We have been here before – now, ‘before’ is back with a vengeance. President Goodluck Jonathan refused to accept that marauders had carried off the nation’s daughters; President Muhammed Buhari and his government – including his Inspector-General of Police – in near identical denial, appear to believe those killer herdsmen who strike again and again at will from one corner of the nation to the other, are merely hot-tempered citizens whose scraps occasionally degenerate into “communal clashes” – I believe I have summarized him accurately. The marauders are naughty children who can be admonished, paternalistically, into good neighbourly conduct. Sometimes of course, the killers were also said be non-Nigerians after all. The contradictions are mind-boggling.

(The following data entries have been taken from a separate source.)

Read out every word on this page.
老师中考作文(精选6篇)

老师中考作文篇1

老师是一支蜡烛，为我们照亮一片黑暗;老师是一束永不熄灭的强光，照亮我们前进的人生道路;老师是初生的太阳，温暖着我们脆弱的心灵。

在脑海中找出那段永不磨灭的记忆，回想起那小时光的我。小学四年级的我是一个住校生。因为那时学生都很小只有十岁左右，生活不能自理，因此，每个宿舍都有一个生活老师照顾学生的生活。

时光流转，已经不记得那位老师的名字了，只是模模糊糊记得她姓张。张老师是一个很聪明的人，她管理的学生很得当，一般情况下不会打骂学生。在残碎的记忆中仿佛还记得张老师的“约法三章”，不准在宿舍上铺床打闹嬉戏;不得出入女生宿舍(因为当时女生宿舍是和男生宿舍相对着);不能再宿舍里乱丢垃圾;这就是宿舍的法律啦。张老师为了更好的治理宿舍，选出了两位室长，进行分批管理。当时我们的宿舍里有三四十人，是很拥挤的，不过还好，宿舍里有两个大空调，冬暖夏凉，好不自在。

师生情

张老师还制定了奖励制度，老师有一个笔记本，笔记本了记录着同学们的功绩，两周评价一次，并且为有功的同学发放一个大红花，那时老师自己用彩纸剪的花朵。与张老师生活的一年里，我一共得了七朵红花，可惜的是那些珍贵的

We are reaping the consequences of tolerating the intolerable, he wrote, giving an example of a peace meeting called in 2016 after a couple of herdsmen killings.

The herdsmen had attended the meeting, Soyinka wrote, with AK47s and other weapons visible under their clothing, admitting to the killings and blaming it on their cattle being stolen.

“When is it terror?” Soyinka asked. He compared the killings by the Fulani Herdsmen to the agitation for a free state by IPOB, asking if that came close to this “homicidal propensity.”

Wole Soyinka concluded by urging the Federal Government to take proper actions and quit appealing to the victims to avoid “hate language.”

“Yes, Jonathan only saw ‘ghosts’ when Boko Haram was already excising swathes of territory from the nation space and abducting school pupils. The ghosts of Jonathan seem poised to haunt the tenure of Mohammed Buhari,” he wrote.